906 Studio Architects, a boutique architecture firm known for historic preservation and sensitive infill projects, has selected the 1835 Kenneday House at Historic Fifth Square in downtown Franklin as its new home.
“We could have easily gone somewhere else and saved some money, but it’s important to us to be in the downtown core. This is who we are as a company – we are committed to timeless architecture,” said architect Mike Hathaway, who chairs the City of Franklin’s Planning Commission and is also a member of the City’s Historic Zoning Commission and a resident of Franklin’s National Register-listed Hincheyville Historic District. “Good design creates a sense of place, and preservation makes great sense from an economic and sustainability standpoint.”
Among 906 Studio’s notable projects currently in progress are the Harpeth Square hotel and multi-use development planned for Main Street in downtown Franklin; Southall Farm on Carter’s Creek Pike; Spring Hill’s Town Square; Roderick’s Place in Thompson’s Station; and a number of single-family restorations and infill projects.
The team of five plans to move in to the 3,500 square-foot Kenneday House in January, now that the Franklin First United Methodist Church has relocated to its new campus on the corner of Franklin Road and Mack Hatcher Memorial Parkway. This is the second major tenant for the newly branded Historic Fifth Square, which recently announced that Generations Church and Learning Center are now occupying more than 30,000 square feet in the former sanctuary building next door to the Kenneday House on Fifth Avenue.

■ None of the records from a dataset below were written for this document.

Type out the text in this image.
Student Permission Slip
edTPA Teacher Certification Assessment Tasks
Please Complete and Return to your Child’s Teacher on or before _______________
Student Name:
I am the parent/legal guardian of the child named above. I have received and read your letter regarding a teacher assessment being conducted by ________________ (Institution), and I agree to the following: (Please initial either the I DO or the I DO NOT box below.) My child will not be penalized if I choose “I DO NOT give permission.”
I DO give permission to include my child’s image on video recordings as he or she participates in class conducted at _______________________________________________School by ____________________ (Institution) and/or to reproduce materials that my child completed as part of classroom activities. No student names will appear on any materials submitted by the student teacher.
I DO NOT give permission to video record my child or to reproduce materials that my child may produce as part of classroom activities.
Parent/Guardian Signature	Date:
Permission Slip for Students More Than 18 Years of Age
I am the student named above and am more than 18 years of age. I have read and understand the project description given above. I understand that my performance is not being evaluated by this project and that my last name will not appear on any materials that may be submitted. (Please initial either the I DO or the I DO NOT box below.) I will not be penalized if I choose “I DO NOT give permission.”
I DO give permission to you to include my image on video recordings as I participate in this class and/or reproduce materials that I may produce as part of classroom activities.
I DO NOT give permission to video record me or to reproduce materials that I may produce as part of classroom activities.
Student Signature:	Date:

Steve Bacon of Historic 5th Square, LLC, said the new use for the Methodist Church property has attracted significant interest since its announcement.
“We love the diversity – a church, an educational component, and now professional services with the addition of a preeminent architecture firm with deep roots in downtown Franklin and a focus on preservation,” Bacon said. “On the other side, with the former Fellowship Hall building, there’s potential for a great restaurant and even retail. It’s all part of what makes a downtown community great.”